De l'intérêt des outils de wireframing (désolé amis français, même le très savant Signet n'a pas de traduction). Le wireframing consiste à réaliser un schéma définissant les zones d'un site Web, ou d'une page Web (merci Wikipedia). Dans mon cas, je l'utilise surtout pour deux choses : les pages d'accueil et les pages d'applications (détail d'une actualité, page de résultat d'un moteur de recherche, etc). Le wireframing comporte de nombreux avantages :

  • Il peut être compris ou réalisé par un non technicien,
  • Il est plus facile à manipuler ou corriger qu'une maquette graphique,
  • Il permet de se concentrer sur le fonctionnement, sur la place donnée à chaque élément avant de discuter de l'aspect graphique,

    Et quelques désavantages :

    • On travaille souvent avec des librairies, modules ou gabarits qui reproduisent des formes existantes.
    • Considérer qu'il suffit de voir un module pour que son fonctionnement coule de source.
      Wireframing d'une page Facebook

      Wireframing d'une page Facebook

      Plus largement, dans le processus de création d'un site web, le wireframing ne représente qu'une étape et ne répondra pas à toutes les questions qui se posent en matière d'ergonomie ou de développement. On ne décrit pas l'interaction entre un annuaire web, un organigramme dynamique en Flash, un SIRH et un PABX en wireframes. Le format d'un fichier CSV d'import ne sera pas non plus décrit dans un fichier

      Lorsque nous avons recherché, pour In Cité Solution, un outil de wireframing nous souhaitions qu'il réponde aux besoins suivants :

      • Clairement faire comprendre que le dessin présenté ne représente pas l'aspect définitif de l'application, y compris à des novices.
      • Facilité et rapidité de prise en main.
      • Etre limité en modèles, modules et interactions pour ne pas en faire un Dreamweaver bis.

        Nous utilisions Visio ou MS PowerPoint pour nos zonings mais ils n'étaient pas satisfaisants. Après avoir testé plusieurs logiciels (grâce aux tests très intéressants présentés sur Superfiction), nous nous sommes arrêtés sur Balsamiq Mockups et ce pour différentes raisons.
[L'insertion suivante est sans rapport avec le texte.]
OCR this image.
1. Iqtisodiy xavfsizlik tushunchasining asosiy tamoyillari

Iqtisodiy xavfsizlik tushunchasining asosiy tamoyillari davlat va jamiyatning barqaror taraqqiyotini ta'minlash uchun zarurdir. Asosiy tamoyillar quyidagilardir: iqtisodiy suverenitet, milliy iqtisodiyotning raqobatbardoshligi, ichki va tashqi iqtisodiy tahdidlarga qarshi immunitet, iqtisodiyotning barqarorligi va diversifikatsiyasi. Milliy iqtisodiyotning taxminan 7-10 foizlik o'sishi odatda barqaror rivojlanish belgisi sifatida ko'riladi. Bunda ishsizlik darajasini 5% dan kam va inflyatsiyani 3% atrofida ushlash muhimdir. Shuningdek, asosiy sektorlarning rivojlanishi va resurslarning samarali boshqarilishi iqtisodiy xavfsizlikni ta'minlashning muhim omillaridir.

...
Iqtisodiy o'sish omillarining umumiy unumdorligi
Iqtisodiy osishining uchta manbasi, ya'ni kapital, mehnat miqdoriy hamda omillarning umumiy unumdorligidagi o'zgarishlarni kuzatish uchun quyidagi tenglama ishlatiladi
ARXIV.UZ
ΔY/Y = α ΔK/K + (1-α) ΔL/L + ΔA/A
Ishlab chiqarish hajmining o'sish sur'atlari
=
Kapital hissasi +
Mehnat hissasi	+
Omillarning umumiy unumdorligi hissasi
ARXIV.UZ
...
        • Il fonctionne sur plusieurs plates-formes (développé avec Adobe Air).
        • Son aspect crayonné ne peut laisser croire qu'il s'agit d'un travail graphique tout en facilitant l'implication des publics les plus éloignés du sujet. On présente clairement un dessin, une ébauche.
        • Il dispose de modèles et gabarits, mais pas trop. Du coup nous sommes obligés de "créer" les interfaces. Disposer de modèles de pages ou de systèmes de navigation risquait de nous entraîner sur la pente glissante de la répétition (on ne reproduirait que des interfaces existantes). Le site Mockups To Go reste une bonne base de travail.
        • On peut y faire des liens entre mockups, cela permet de présenter facilement l'enchainement entre les pages.
        • On peut activer des boutons mais il ne va pas jusqu'à permettre le déclenchement d'actions à l'aide de menus déroulants. Il nous oblige donc à garder une spécification "papier" pour décrire plus finement certains comportements.
        • Il n'est pas très cher, 79 $.
        • L'équipe de développement est sympathique et à l'écoute de ses utilisateurs (les releases notes avec, pour certaines fonctionnalités, la référence à l'utilisateur qui l'a demandée, cela témoigne d'une bonne écoute). A voir sur le blog de l'entreprise. Le logiciel évolue vite et profite vraiment du retour des utilisateurs. Le rythme pourra changer mais de nouvelles fonctionnalités sont ajoutées toutes les deux semaines en ce moment.
        • Le logiciel existe en version client lourd mais également en tant que plugin pour Jira, Confluence, XWiki, etc. Si jamais nous venions à passer de Redmine à une autre solution de gestion et suivi de projet, nous serions alors très certainement en mesure d'y intégrer directement Balsamiq Mockups.

          Il nous reste aujourd'hui quelques points à travailler. Qui impliquer dans la création d'un zoning ? L'équipe créa ? Uniquement les chefs de projet ? Une fois un zoning validé, comment laisser de la liberté à l'équipe créa ?

          Et pendant ce temps, au MIT : une application qui sait reconnaître le schéma d'une molécule. Exemple avec le paracétamol.